Die Sache erledigte sich, weil Bauko die Treppe hinter ihm herabgepoltert kam. Misstrauisch schaute er Frerk aus seinen schlafverquollenen Augen an. »Was stehst’n hier noch rum? Brauchs wohl jemand, der dir’s Händchen hält im bösn, bösn Dunkeln.«

Frerk presste die Lippen zusammen. Einmal, im Suff, hatte er Bauko anvertraut, dass er sich vor der Dunkelheit fürchtete. Und es seitdem bitter bereut.

»Komm schon, Alterchen!« Bauko schlug ihm spöttisch auf die Schulter und schlurfte dann an ihm vorbei in Richtung Abort.

Frerk tapste vorsichtig hinterher. Als er den Raum zur Hälfte durchquert hatte, konnte er buchstäblich nicht mehr die Hand vor Augen erkennen. Er hätte es wissen müssen: Das kleine Kerzenlicht in seinem Rücken brachte hier so gut wie gar nichts, denn dummerweise stand sein Licht auf der oberen Stufe, auf Höhe des Bodens. Während die Latrine wie ein Keller in den Boden gegraben worden war, um der Rohrleitung, die vom Hof zu den Aborten führte, das nötige Gefälle zu verschaffen. Genug, damit das Wasser den Dreck aus der steinernen Rinne unter den Sitzen hinab in die Jauchegrube schwemmen konnte.

Vor sich, in der tintigen Tiefe des Raumes, hörte er Bauko pissen. Das Geräusch war dünn, mickrig und immer wieder unterbrochen von angestrengtem Ächzen. Frerk grinste hämisch. Der hat’s wirklich noch schlimmer am Wasserwerk als ich!

Aber in Kürze würde Bauko sich den Latz zubinden und ihn ganz allein in der Finsternis stehen lassen, um wieder unter seine warme Decke zu kriechen. Also sieh zu, verdammt!

Um Zeit zu sparen, begann Frerk hektisch nach den Hornknöpfen an seinem Hosenlatz zu tasten. Mit einer Hand riss er sich den Latz herunter, während er die andere vorstreckte, um nahezu blind tiefer und immer tiefer in die Dunkelheit zu stolpern. Auf keinen Fall konnte er schließlich seinen Freund bitten, noch ein bisschen in dem Gestank und der Dunkelheit herumzustehen, nur weil er allein Angst hatte.

Frerk verzog das Gesicht zu einer Grimasse und versuchte angestrengt, die Reihe der Latrinen zu erspähen.

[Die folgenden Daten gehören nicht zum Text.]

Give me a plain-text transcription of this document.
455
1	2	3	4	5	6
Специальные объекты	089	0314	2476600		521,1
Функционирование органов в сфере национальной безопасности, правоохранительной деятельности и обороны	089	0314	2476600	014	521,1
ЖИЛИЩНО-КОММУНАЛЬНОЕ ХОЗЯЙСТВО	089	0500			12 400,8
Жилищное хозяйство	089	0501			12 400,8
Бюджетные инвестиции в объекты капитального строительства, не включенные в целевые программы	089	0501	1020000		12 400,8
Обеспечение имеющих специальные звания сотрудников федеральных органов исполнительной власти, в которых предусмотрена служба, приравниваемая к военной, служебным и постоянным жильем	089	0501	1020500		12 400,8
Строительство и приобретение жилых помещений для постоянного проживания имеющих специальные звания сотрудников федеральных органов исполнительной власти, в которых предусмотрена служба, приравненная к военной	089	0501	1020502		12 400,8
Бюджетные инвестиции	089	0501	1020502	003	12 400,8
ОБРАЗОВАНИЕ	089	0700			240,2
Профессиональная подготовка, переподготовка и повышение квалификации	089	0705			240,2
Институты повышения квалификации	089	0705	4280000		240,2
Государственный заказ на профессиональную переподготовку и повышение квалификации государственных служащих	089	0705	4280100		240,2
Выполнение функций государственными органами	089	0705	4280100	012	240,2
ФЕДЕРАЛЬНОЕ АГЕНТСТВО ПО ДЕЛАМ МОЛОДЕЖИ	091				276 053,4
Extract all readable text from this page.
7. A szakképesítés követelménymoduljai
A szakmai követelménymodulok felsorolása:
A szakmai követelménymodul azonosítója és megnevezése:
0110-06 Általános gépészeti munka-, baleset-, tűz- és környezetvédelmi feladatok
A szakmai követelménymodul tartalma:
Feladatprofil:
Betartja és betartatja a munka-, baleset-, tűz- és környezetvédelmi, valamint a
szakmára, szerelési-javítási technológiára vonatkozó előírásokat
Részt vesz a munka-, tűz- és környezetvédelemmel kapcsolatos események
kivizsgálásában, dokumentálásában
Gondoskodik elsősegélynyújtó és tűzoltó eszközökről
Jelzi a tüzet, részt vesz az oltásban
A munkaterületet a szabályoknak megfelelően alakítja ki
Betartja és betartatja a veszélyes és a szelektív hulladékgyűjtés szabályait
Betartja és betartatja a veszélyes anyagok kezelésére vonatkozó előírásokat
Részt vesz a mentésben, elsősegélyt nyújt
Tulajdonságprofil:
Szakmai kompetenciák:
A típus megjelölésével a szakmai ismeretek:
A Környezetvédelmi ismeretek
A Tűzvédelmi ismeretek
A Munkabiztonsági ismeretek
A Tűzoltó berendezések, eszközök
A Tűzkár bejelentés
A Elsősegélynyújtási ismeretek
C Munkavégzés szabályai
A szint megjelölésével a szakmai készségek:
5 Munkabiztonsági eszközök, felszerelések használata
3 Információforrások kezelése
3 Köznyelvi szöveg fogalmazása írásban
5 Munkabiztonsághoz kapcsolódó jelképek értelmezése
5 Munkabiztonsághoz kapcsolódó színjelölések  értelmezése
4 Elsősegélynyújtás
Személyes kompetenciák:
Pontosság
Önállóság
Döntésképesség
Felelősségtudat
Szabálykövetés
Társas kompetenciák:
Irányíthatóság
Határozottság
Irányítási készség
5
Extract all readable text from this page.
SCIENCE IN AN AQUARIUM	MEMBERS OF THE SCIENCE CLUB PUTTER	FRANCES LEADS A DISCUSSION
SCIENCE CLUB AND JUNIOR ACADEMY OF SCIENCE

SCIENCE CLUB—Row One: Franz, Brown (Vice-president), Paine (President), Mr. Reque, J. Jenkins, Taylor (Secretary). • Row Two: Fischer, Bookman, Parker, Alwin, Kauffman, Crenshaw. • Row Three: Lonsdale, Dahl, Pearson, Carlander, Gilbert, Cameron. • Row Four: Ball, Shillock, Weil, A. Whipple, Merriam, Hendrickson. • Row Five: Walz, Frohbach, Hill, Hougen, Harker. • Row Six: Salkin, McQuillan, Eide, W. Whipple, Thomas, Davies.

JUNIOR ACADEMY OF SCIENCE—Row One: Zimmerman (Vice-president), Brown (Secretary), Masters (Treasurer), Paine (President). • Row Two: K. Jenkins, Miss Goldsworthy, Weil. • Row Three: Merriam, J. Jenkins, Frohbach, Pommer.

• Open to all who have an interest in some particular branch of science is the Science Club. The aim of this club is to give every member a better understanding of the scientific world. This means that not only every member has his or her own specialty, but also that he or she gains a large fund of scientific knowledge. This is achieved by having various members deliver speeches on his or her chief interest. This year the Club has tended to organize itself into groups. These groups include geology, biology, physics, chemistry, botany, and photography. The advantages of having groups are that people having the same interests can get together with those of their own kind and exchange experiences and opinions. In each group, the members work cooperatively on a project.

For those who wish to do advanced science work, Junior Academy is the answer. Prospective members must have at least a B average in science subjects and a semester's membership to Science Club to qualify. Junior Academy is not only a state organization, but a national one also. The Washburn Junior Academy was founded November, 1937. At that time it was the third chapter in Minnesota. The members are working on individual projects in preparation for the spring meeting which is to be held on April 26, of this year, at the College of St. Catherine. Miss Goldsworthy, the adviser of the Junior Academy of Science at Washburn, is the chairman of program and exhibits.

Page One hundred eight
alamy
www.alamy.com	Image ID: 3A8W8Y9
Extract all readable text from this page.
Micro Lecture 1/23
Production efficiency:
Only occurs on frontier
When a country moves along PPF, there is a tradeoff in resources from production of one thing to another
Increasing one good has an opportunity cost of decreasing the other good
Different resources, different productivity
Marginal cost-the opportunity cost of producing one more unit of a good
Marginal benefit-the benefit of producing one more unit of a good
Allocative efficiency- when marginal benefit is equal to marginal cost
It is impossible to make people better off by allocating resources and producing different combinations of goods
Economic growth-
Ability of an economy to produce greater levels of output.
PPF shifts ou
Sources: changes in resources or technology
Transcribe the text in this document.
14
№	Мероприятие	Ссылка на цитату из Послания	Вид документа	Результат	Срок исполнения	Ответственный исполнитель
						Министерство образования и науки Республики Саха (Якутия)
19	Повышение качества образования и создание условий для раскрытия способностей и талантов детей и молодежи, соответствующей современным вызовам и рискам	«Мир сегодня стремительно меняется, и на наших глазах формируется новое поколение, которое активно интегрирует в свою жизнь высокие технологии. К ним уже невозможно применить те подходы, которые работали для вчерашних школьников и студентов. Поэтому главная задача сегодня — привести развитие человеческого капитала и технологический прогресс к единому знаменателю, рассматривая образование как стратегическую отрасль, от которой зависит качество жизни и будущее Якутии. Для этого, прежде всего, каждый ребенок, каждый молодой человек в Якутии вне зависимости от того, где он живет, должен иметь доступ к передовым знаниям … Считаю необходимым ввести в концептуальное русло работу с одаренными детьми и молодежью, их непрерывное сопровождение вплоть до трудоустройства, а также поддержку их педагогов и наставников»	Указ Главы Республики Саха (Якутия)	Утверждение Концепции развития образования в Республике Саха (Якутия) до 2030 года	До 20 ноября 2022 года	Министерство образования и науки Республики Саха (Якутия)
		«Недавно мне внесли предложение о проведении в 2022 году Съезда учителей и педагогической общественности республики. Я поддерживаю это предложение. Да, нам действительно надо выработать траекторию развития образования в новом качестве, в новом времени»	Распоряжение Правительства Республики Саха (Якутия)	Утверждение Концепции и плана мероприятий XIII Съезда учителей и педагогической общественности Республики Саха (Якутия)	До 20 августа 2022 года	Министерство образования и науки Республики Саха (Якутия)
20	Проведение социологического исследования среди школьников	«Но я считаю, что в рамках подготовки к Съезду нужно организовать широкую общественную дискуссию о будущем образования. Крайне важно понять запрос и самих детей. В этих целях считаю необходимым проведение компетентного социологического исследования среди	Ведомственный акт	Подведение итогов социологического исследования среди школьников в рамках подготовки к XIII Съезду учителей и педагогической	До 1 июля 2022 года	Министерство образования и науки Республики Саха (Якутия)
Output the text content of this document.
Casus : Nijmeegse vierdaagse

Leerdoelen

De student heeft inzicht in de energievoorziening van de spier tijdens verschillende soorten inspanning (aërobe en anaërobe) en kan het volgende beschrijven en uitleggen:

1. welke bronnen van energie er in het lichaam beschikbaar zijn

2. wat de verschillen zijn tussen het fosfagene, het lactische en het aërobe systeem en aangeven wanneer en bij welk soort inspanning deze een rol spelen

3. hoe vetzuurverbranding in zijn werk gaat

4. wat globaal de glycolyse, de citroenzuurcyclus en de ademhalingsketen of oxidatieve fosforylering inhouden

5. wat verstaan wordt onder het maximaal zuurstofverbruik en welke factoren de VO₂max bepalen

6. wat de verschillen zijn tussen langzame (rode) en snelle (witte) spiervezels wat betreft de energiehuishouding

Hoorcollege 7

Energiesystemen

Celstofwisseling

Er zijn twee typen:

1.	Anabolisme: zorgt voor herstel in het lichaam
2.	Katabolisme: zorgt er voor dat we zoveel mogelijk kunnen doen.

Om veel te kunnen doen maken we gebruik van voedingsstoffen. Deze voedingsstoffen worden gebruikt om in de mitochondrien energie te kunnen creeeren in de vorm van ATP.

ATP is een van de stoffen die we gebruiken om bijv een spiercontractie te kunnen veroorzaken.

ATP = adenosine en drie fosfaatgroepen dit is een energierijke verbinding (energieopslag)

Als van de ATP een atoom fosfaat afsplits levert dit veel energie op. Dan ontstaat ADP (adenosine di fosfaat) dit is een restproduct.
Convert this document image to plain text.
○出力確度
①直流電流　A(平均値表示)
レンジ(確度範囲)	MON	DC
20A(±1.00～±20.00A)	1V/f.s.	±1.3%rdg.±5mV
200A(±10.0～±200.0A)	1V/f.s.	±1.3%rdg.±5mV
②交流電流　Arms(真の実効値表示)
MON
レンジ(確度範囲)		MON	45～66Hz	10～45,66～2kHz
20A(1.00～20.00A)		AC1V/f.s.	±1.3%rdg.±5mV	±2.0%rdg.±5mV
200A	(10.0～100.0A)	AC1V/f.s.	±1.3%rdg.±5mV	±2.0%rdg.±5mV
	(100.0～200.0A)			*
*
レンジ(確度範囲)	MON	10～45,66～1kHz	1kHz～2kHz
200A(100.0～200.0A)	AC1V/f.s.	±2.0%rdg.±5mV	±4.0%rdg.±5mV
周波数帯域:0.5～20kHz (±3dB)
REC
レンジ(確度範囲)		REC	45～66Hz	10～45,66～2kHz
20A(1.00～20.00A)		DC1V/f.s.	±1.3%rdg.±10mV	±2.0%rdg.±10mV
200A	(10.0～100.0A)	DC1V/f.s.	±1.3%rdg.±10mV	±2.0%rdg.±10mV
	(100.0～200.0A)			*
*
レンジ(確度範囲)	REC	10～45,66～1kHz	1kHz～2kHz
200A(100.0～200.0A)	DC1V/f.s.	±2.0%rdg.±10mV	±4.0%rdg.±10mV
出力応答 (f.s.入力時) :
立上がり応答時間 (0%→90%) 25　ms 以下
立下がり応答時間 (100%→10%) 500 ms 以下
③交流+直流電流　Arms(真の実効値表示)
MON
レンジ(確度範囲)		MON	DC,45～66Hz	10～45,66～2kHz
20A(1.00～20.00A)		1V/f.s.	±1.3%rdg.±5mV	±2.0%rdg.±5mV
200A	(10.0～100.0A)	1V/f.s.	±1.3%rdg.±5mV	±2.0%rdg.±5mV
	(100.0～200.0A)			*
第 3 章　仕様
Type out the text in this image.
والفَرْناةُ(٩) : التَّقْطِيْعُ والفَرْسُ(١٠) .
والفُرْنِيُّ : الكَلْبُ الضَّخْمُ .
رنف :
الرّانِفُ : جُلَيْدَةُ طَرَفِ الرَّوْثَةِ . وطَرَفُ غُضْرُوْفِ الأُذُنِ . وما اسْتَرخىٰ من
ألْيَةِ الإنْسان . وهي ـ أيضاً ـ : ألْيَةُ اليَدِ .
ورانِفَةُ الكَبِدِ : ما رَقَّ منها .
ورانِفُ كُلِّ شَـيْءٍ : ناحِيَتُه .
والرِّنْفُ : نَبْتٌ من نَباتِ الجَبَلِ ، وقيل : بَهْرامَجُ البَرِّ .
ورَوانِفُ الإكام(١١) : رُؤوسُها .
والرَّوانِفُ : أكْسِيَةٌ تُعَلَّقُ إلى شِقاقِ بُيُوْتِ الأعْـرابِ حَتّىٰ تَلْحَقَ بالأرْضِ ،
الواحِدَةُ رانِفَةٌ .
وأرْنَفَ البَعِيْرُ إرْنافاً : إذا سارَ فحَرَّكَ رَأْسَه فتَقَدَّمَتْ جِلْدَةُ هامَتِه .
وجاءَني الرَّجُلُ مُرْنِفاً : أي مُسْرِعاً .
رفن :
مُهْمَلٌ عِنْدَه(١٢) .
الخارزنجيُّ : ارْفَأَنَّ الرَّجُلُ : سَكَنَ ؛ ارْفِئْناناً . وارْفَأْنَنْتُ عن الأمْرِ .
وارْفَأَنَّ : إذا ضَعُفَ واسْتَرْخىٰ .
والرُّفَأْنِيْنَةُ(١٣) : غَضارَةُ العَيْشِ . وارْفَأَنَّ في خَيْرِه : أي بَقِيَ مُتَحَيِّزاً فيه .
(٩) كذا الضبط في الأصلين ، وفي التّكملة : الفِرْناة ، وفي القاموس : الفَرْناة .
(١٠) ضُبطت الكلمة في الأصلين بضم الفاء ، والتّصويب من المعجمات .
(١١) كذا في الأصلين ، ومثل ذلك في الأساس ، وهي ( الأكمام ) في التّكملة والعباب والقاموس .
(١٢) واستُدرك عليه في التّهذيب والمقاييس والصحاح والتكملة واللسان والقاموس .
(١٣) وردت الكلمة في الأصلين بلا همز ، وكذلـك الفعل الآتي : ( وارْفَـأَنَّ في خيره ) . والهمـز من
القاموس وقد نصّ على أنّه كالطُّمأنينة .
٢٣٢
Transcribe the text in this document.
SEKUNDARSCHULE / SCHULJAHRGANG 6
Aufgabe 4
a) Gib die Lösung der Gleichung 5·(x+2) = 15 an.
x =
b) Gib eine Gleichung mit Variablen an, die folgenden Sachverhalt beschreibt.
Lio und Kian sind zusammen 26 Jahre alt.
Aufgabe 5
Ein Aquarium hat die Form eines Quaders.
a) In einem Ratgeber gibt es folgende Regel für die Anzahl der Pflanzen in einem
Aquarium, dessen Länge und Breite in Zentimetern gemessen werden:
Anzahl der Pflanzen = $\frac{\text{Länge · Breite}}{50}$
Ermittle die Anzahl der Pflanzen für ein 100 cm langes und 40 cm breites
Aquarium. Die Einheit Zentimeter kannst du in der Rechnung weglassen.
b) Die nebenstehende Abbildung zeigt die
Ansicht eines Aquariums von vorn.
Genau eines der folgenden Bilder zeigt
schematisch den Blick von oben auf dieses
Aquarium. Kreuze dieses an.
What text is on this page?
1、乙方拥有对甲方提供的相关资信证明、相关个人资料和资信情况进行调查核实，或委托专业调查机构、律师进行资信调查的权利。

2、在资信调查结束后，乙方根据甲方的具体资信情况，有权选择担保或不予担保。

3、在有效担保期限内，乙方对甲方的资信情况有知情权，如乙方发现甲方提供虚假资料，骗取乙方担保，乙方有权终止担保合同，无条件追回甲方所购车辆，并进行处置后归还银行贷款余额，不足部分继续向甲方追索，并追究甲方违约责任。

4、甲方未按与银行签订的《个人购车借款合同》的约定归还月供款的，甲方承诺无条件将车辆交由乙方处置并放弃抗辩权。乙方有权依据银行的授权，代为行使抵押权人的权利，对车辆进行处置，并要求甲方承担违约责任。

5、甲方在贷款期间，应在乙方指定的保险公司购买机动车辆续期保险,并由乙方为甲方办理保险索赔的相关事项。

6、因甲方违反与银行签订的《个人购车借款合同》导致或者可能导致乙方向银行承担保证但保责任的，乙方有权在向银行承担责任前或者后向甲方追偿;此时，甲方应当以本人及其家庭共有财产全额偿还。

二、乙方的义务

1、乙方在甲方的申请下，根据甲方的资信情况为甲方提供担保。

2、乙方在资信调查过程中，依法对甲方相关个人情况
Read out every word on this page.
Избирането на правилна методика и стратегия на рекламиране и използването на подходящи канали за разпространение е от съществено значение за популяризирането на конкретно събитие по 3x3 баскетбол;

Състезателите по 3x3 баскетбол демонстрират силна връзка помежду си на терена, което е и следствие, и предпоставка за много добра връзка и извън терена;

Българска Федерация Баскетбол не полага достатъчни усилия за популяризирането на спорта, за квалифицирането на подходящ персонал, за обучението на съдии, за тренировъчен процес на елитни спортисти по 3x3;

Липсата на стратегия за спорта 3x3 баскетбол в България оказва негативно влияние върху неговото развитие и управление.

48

Dabei schimpfte er lautlos mit sich selbst: Elender Schisser! Was soll hier schon lauern? Sackrattn? Klar! Die werfn sich dir ans Gemächte und quietschn dabei wie ’n Schwein am Schlachttag. Er kicherte hysterisch.

Aus der Dunkelheit kam ein fragendes Knurren von Bauko.

»Alles gut, bin gleich so weit!« Angewidert bemerkte Frerk, wie hoch und atemlos seine Stimme klang. Mädchen!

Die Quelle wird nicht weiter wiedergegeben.